SMRs and AMRs

Friday, August 19, 2011

Memo to the GOP: Independent Voters Are Required to Win the General Election

by Charlie Cook
The National Journal
Updated: August 19, 2011 | 11:30 a.m.
August 19, 2011 | 6:00 a.m.

The 2012 presidential election is shaping up to be one of oddest in memory and potentially far more dramatic than one might guess. Obviously, the general election is still more than 14 months away -- and, in politics, and for that matter anything involving human behavior, predictions are dangerous. But the dynamics that seem to be emerging are fascinating.

On one hand, we have an incumbent president with dismally low job-approval ratings; his signature legislative accomplishment of health care reform remains very unpopular, and he is presiding over an enormously weak and worsening economy. This is a combination sufficiently bad to prevent any president's reelection.

On the other hand, we have an opposing party whose center of gravity and energy levels have swung so far to one side of the ideological spectrum as to have been designed to alienate the independent and swing voters, the people who will effectively decide this presidential election. To put it more simply, this election is the Republican Party’s to lose, and yet, they may pull it off, snatching defeat from the jaws of victory.

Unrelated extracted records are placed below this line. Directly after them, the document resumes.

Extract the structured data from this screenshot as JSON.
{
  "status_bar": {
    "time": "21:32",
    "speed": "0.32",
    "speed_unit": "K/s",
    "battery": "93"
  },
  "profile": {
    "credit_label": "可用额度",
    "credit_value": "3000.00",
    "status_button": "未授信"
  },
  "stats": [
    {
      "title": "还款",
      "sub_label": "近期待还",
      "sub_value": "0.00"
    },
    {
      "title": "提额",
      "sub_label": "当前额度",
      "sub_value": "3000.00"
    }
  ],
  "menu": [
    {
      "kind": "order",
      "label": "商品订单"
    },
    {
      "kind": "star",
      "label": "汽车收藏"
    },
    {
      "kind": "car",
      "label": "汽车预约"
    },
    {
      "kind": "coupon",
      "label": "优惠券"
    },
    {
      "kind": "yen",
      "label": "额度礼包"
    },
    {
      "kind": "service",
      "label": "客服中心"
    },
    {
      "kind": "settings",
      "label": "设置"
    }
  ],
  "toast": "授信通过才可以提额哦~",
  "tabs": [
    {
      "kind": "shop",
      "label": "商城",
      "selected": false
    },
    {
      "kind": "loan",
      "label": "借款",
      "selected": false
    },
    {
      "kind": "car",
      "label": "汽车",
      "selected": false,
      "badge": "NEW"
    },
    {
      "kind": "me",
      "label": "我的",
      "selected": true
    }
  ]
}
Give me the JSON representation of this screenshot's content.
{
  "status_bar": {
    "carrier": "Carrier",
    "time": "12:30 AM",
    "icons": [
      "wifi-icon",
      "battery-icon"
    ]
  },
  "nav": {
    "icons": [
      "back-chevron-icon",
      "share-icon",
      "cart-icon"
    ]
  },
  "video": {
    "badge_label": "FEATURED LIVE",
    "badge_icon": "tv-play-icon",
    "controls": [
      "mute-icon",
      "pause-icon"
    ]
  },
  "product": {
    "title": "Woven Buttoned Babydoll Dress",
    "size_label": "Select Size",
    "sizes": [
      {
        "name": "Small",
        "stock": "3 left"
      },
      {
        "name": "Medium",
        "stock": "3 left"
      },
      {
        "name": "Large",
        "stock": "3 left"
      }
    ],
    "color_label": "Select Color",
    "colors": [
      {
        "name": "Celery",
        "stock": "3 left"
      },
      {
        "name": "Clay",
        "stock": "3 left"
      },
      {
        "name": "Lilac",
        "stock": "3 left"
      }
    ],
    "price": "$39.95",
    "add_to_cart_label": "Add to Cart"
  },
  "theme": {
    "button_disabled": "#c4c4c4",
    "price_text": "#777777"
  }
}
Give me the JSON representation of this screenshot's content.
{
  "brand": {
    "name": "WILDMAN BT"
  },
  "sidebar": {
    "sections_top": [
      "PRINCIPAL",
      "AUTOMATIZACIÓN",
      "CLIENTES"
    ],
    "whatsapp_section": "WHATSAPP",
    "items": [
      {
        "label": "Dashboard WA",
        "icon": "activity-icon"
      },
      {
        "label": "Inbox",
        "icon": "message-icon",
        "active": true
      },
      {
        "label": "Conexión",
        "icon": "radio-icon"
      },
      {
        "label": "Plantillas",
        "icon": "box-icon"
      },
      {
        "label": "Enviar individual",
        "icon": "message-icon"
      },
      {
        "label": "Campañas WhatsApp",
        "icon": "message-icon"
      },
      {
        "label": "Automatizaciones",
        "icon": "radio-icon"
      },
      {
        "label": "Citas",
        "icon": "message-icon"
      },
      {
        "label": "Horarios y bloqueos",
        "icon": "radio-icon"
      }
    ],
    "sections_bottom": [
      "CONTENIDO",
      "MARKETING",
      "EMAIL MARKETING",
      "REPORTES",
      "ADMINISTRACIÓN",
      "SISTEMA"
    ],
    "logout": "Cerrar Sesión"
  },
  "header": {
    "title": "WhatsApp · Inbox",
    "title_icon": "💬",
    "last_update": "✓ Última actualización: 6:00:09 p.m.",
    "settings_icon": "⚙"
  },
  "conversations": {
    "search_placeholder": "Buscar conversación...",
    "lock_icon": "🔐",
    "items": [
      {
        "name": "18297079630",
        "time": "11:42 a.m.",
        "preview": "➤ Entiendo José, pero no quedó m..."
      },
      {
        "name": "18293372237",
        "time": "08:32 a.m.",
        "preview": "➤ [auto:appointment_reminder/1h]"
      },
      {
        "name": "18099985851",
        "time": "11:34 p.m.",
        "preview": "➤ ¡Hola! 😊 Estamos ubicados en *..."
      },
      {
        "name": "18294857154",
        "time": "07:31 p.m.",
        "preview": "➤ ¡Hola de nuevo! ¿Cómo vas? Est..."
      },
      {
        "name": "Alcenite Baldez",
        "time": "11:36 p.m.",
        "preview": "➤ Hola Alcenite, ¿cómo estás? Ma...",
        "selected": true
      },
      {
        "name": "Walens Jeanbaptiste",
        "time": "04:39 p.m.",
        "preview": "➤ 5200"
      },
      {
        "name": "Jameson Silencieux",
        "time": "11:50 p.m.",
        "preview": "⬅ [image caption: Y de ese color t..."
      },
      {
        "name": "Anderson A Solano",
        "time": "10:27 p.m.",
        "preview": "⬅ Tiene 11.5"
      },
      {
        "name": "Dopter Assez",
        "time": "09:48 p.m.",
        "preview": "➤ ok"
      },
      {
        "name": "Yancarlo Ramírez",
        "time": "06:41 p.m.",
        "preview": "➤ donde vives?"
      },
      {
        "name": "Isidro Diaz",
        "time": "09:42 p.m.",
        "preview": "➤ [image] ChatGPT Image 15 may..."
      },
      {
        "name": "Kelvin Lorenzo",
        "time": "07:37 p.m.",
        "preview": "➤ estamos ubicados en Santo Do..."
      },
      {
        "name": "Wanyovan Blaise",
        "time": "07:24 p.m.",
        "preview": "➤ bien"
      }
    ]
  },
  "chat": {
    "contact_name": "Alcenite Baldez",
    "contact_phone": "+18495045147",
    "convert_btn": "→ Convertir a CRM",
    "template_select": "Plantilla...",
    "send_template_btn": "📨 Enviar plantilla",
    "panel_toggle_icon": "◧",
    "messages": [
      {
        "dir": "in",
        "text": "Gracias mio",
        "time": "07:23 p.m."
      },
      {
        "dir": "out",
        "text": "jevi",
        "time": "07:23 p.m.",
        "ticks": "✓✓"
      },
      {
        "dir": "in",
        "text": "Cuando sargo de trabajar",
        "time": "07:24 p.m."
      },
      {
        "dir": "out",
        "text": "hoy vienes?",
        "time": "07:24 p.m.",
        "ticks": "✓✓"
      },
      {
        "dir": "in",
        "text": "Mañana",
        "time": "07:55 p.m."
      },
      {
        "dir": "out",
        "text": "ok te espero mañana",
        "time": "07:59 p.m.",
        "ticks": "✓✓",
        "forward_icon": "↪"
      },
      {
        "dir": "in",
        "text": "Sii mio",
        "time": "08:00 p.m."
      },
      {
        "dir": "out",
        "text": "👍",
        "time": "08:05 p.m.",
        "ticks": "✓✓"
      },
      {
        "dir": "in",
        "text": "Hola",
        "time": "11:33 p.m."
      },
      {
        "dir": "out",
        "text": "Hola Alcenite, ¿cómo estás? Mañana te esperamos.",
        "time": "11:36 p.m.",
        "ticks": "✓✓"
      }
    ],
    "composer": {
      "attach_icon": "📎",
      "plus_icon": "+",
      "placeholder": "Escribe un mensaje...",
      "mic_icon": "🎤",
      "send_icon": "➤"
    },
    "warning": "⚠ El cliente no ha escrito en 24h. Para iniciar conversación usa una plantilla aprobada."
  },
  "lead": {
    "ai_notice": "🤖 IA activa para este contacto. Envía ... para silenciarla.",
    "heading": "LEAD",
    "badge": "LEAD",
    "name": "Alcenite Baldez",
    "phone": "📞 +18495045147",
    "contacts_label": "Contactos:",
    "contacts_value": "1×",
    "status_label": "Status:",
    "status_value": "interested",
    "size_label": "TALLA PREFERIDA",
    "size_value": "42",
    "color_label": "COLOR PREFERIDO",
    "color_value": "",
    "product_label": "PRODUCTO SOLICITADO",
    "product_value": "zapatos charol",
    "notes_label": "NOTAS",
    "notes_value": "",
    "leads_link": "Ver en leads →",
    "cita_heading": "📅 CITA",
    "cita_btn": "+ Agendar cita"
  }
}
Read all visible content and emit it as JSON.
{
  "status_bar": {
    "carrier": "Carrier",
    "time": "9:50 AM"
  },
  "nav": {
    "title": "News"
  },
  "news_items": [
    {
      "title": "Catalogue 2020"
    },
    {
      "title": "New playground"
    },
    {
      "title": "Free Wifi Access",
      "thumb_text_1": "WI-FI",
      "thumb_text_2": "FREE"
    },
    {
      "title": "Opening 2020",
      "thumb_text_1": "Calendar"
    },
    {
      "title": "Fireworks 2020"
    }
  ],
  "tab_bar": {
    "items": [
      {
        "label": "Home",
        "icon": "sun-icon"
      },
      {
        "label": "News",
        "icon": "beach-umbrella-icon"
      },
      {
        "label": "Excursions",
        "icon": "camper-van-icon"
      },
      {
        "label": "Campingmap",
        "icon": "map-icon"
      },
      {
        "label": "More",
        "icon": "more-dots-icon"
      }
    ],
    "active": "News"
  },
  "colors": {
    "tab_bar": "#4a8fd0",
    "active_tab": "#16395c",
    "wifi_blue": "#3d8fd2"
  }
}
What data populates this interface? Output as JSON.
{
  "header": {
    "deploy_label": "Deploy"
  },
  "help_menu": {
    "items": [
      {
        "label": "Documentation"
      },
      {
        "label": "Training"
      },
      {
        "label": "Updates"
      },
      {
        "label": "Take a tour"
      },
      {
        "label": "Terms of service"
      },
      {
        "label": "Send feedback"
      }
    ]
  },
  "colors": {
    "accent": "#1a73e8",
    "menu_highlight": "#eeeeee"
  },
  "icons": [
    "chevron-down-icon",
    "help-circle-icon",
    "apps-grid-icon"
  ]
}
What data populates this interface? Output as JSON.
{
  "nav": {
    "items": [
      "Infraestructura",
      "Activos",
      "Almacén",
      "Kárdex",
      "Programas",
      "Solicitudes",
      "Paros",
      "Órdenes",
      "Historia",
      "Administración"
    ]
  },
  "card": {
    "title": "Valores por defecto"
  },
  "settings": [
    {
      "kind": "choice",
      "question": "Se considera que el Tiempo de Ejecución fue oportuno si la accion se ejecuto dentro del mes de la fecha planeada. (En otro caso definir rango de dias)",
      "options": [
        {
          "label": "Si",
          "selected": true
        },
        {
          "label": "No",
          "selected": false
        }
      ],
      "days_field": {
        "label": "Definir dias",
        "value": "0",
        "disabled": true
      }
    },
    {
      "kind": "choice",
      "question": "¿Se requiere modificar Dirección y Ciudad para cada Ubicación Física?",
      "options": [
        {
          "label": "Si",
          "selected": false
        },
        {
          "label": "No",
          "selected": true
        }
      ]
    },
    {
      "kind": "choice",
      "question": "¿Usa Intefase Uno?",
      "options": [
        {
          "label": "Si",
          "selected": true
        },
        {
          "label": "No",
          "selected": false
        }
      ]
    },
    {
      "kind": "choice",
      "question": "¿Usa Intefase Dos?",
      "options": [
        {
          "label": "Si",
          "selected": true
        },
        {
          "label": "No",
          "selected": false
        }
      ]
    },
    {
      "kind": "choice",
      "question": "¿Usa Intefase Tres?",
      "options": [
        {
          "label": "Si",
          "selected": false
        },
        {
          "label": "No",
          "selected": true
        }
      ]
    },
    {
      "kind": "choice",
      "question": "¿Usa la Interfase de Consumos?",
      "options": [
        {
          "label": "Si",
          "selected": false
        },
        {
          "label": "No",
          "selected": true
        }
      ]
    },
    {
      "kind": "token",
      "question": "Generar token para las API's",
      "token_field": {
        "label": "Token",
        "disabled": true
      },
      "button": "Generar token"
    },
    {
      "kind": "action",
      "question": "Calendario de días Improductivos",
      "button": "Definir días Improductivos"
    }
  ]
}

It’s hard to argue with the proposition that President Obama is extremely weak heading into his reelection campaign. Though presidential job-approval ratings don’t begin taking on predictive value until about a year before the actual election, his 40 percent Gallup job-approval rating for the week ending July 14, with 52 percent disapproving, is not good. Although 74 percent of Democrats approve the job he is doing, among independent voters, a group he carried by 8 percentage points in 2008, just 36 percent approve; among Republicans, only 9 percent approve.